The measure established long sessions in odd-numbered years, during which lawmakers would spend up to 160 calendar days at work. And it established short sessions in even-numbered years, during which they’d spend up to 35 days at work. Sweeping policy changes were understood to be the province of long sessions, which allowed plenty of time for debate and public scrutiny.

Naturally, this didn’t work as planned. Exhibit A is the sweeping and contentious “coal to clean” legislation that dominated the 2016 short session. The bill, which aimed to reduce the amount of coal used to generate Oregon’s electricity, was the product of pre-session negotiations between environmental groups and utilities. So tightly was the process controlled that Gov. Kate Brown temporarily muzzled members of the Oregon Public Utility Commission, some of whom had significant concerns about the proposal. In the end, sweeping energy legislation was hustled through a short session with as little public warning and scrutiny as possible.

Emboldened, perhaps, by the outcome of the last short session, a number of lawmakers would like to take up legislation next month that would create a system for capping carbon emissions. Why must something this sweeping and complex be done during a session that lasts roughly a month? Because, Sen. Michael Dembrow, D-Portland, told The Oregonian, “the longer we wait, the steeper the declines in the cap have to be” to meet the state’s carbon-reduction goals.

Backers of 2016’s “coal to clean” legislation had a rationale for misusing the short session, too. Quick action was needed, they argued, in order to forestall a promised ballot initiative that could prove to be even more dramatic. You can bet that lawmakers who want to misuse the 2020 short session for their pet policy behemoth will concoct a flimsy rationale, too.

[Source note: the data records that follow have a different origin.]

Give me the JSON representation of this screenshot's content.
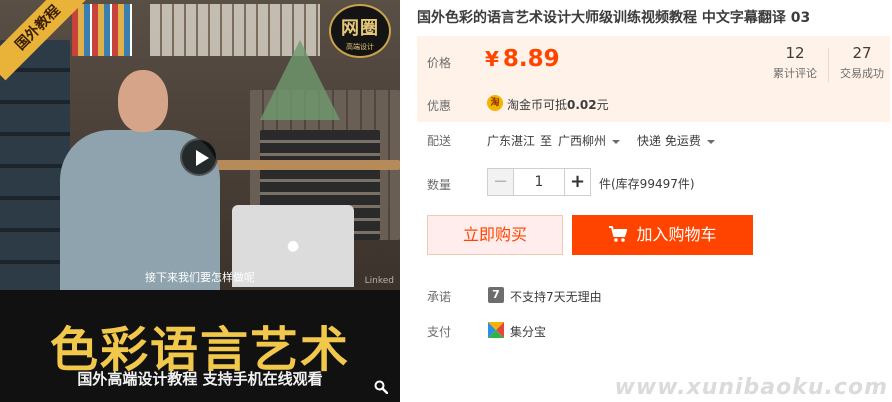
{
  "media": {
    "corner_tag": "国外教程",
    "seal_main": "网圈",
    "seal_sub": "高端设计",
    "subtitle": "接下来我们要怎样做呢",
    "watermark": "Linked",
    "banner_title": "色彩语言艺术",
    "banner_sub": "国外高端设计教程  支持手机在线观看",
    "icons": {
      "play": "play-icon",
      "zoom": "magnifier-icon",
      "laptop_logo": "apple-icon"
    }
  },
  "product": {
    "title": "国外色彩的语言艺术设计大师级训练视频教程 中文字幕翻译 03"
  },
  "price": {
    "label": "价格",
    "currency": "¥",
    "value": "8.89",
    "reviews_count": "12",
    "reviews_label": "累计评论",
    "sales_count": "27",
    "sales_label": "交易成功"
  },
  "promo": {
    "label": "优惠",
    "coin_glyph": "淘",
    "text_prefix": "淘金币可抵",
    "amount": "0.02",
    "text_suffix": "元"
  },
  "shipping": {
    "label": "配送",
    "origin": "广东湛江",
    "to": "至",
    "destination": "广西柳州",
    "method": "快递 免运费"
  },
  "quantity": {
    "label": "数量",
    "minus": "−",
    "plus": "+",
    "value": "1",
    "unit_stock": "件(库存99497件)"
  },
  "actions": {
    "buy_now": "立即购买",
    "add_cart": "加入购物车"
  },
  "promise": {
    "label": "承诺",
    "icon_glyph": "7",
    "text": "不支持7天无理由"
  },
  "payment": {
    "label": "支付",
    "text": "集分宝"
  },
  "site_watermark": "www.xunibaoku.com",
  "colors": {
    "accent": "#ff4400",
    "price_bg": "#fff2e8",
    "banner_gold": "#f1c84b"
  }
}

There’s nothing novel about this tactic. Lawmakers have come to think nothing of claiming fake emergencies to suit their purposes, as evidenced by the huge number of bills introduced every session with “emergency clauses,” which allow laws to go into effect immediately and thwart people who’d like to put them before voters. Among the “emergency” laws enacted last year is Senate Bill 146, which designates the third Saturday every March as Cherry Blossom Day in Salem. If the Legislature were only half as good at preventing real emergencies as it is at concocting fake ones, the budget crisis that gave rise to Measure 101 wouldn’t have occurred at all.

Nonetheless, here we are. Oregon now has short sessions every other year that will continue to be abused by lawmakers who claim one emergency or another to justify a greased-rail legislative journey for proposals whose complexity and scope argue for careful deliberation and unhurried public scrutiny. Democrats are particularly at fault for this behavior now only because they control the Legislature and the governor’s office. If Republicans were in control, you can be sure they’d be doing exactly the same thing.

But what’s to be done? Now that they can do pretty much whatever they want every year, lawmakers aren’t likely to say, “oops! Let’s go back to biennial sessions.” Barring that, the best solution might well be a bigger dose of the problem. Oregon would be better off if short sessions were much less short, even if that meant the Legislature met for a full-length session every calendar year. That prospect might be appalling to a lot of people, and understandably so. But it’s nearly impossible to imagine an arrangement less conducive to good policymaking than the short-session charade Oregon has now.

— Erik Lukens is editor of The Bulletin.